Postmodernist relativism regarding truth and rejection of science leads to totalitarianism. The Enlightenment tradition's acceptance of science as truth is the strongest bulwark against totalitarianism. To repeat, this clearly was Jaspers' view, Arendt's view, and Orwell's view. I stand with them.

1 Mattias Desmet, The Psychology of Totalitarianism, transl. Els Vanbrabant, White River Junction, VT: Chelsea Green Publishing, 2022. [Henceforth cited as PT]

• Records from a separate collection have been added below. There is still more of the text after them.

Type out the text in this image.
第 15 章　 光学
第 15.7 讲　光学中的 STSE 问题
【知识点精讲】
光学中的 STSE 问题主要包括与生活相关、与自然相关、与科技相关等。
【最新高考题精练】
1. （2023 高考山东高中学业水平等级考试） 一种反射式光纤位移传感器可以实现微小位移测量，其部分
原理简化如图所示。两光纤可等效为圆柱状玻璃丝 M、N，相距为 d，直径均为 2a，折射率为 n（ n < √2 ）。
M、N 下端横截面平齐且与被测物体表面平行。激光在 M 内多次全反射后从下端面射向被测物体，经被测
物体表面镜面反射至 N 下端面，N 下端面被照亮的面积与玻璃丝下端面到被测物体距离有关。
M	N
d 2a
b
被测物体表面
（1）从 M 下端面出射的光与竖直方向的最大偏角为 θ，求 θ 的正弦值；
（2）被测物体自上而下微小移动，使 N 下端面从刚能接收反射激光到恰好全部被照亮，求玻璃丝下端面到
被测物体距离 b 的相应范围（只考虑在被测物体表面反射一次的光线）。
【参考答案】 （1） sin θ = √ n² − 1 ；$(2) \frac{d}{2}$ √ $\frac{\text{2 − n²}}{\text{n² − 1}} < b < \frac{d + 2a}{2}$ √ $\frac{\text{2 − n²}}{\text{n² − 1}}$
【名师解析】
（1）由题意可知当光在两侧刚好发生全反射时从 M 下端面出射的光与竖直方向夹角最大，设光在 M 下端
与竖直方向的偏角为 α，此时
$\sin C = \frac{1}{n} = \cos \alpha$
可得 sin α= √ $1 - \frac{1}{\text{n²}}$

2 A detailed analysis of this passage is in this current issue of Existenz by Vicky Iakovou, "On the Misuse of the Concept of Totalitarianism," pp. 83-7, here p. 85.

3 For example, Stephen Reicher, "'La beauté est dans la rue": Four Reasons (or Perhaps Five) to Study Crowds," Group Processes and Intergroup Relations 20/5 (September 2017), 593-605.

4 Karl Jaspers, "Letter to Hannah Arendt, November 16, 1963," in Hannah Arendt Karl Jaspers: Correspondence 1926-1969, eds. Lotte Kohler and Hans Saner, transl. Robert and Rita Kimber, San Diego, CA: Harcourt Brace & Company 1992, pp. 530-3 here pp. 531-2.